Some of chocolate's lauded health benefits may depend on how it is consumed. In 2003, researchers reported in Nature that "consumption of plain, dark chocolate results in an increase in both the total antioxidant capacity and epicatechin content of blood plasma, but these effects are markedly reduced when the chocolate is consumed with milk or if milk is incorporated as milk chocolate." It is possible that milk blunts some of dark chocolate's beneficial effects.

And what about chocolate and the mind? It's known that dietary flavonoids can improve cognitive function. In 2012, the New England Journal of Medicine published a slightly tongue-in-cheek report from Dr Franz Messerli called Chocolate Consumption, Cognitive Function and Nobel Laureates.

Messerli describes a “close significant linear correlation between chocolate consumption per capita and the number of Nobel laureates per 10 million persons in a total of 23 countries.”

Of course, correlation doesn’t necessarily equal causation, but Messerli speculates: “That receiving the Nobel Prize would in itself increase chocolate intake countrywide seems unlikely, although perhaps celebratory events associated with this unique honour may trigger a widespread but most likely transient increase.”

With the announcement that Prof William C Campbell is Ireland’s most recent Nobel Laureate, Benoit Lorge may expect more orders.

Lubricant for the soul?

For a wider audience, is chocolate a universal lubricant for the soul?

"We use chocolate to modulate the anxiety associated with having laser eye surgery," says Harley Street surgeon Dan Reinstein of the London Vision Clinic. "The brain's natural heroin neurotransmitters are called endorphins.

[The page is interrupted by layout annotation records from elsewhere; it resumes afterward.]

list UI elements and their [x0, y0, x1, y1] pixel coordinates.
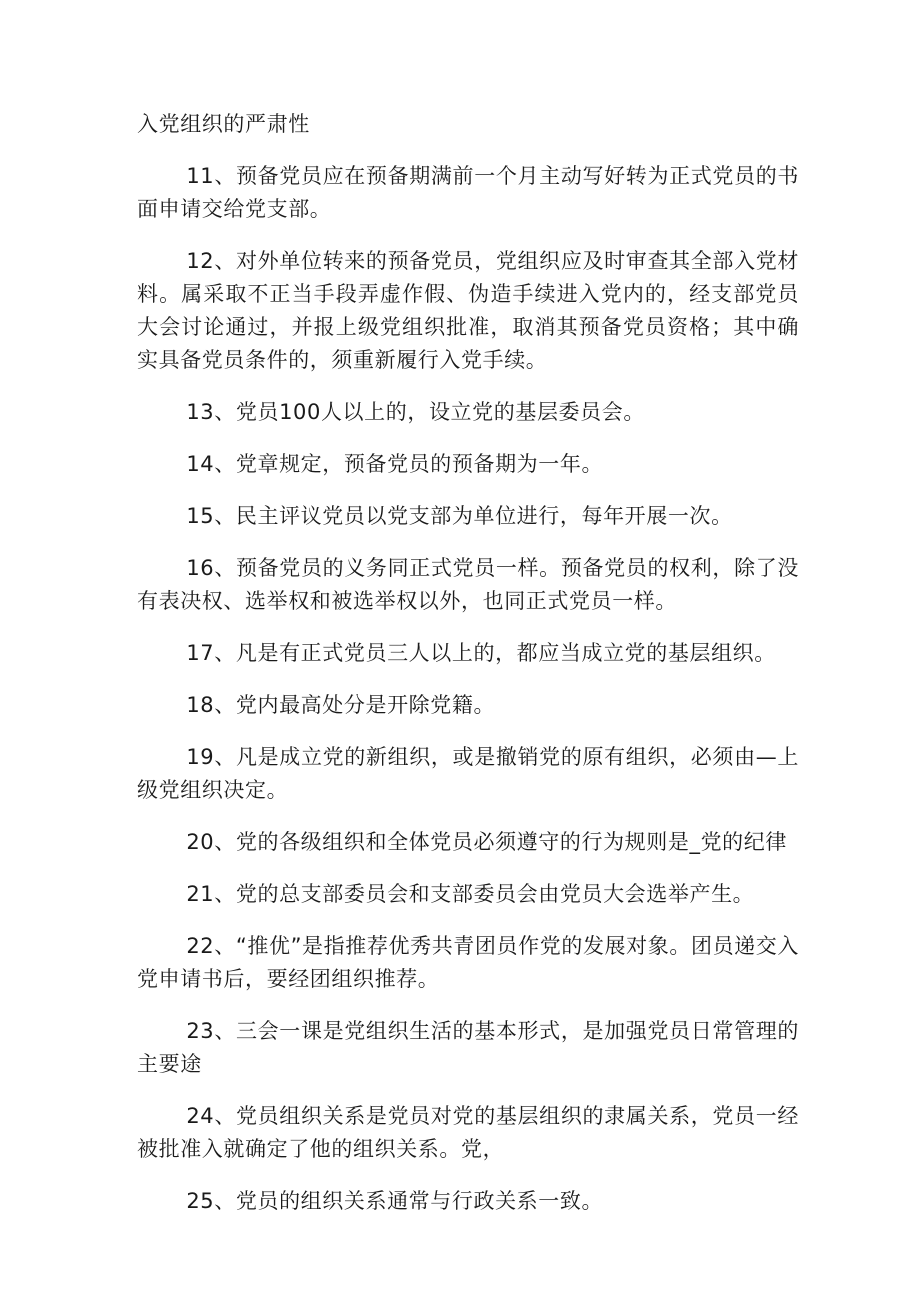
paragraph-item-23: 23、三会一课是党组织生活的基本形式，是加强党员日常管理的主要途 [137, 1019, 799, 1076]
paragraph-item-20: 20、党的各级组织和全体党员必须遵守的行为规则是_党的纪律 [186, 830, 787, 854]
paragraph-item-12: 12、对外单位转来的预备党员，党组织应及时审查其全部入党材料。属采取不正当手段弄虚作假、伪造手续进入党内的，经支部党员大会讨论通过，并报上级党组织批准，取消其预备党员资格；其中确实具备党员条件的，须重新履行入党手续。 [137, 249, 799, 372]
paragraph-item-22: 22、“推优”是指推荐优秀共青团员作党的发展对象。团员递交入党申请书后，要经团组织推荐。 [137, 934, 799, 991]
paragraph-item-18: 18、党内最高处分是开除党籍。 [186, 693, 496, 717]
paragraph-item-24: 24、党员组织关系是党员对党的基层组织的隶属关系，党员一经被批准入就确定了他的组织关系。党， [137, 1104, 799, 1161]
paragraph-item-14: 14、党章规定，预备党员的预备期为一年。 [186, 452, 604, 476]
paragraph-item-15: 15、民主评议党员以党支部为单位进行，每年开展一次。 [186, 504, 733, 528]
paragraph-item-19: 19、凡是成立党的新组织，或是撤销党的原有组织，必须由—上级党组织决定。 [137, 745, 799, 802]
paragraph-continuation: 入党组织的严肃性 [137, 112, 310, 136]
paragraph-item-25: 25、党员的组织关系通常与行政关系一致。 [186, 1189, 604, 1213]
paragraph-item-16: 16、预备党员的义务同正式党员一样。预备党员的权利，除了没有表决权、选举权和被选举权以外，也同正式党员一样。 [137, 556, 799, 613]
paragraph-item-21: 21、党的总支部委员会和支部委员会由党员大会选举产生。 [186, 882, 755, 906]
paragraph-item-11: 11、预备党员应在预备期满前一个月主动写好转为正式党员的书面申请交给党支部。 [137, 164, 799, 221]
paragraph-item-13: 13、党员100人以上的，设立党的基层委员会。 [186, 400, 645, 424]
document-body [137, 108, 799, 1237]
paragraph-item-17: 17、凡是有正式党员三人以上的，都应当成立党的基层组织。 [186, 641, 776, 665]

There is clear evidence that eating chocolate leads to endorphin release.

“ In addition, there is a deep psychological effect of chocolate, which in most is associated with ‘reward’ and ‘comfort’.”

However, a 2006 study in the Journal of Affective Disorders concluded that chocolate provides its own hedonistic reward by satisfying cravings when we feel low. However . . . when it is "consumed as a comfort eating or emotional eating strategy [it] is more likely to be associated with prolongation rather than cessation of a dysphoric mood".

Well, nothing’s perfect. Still, chocolate does come close.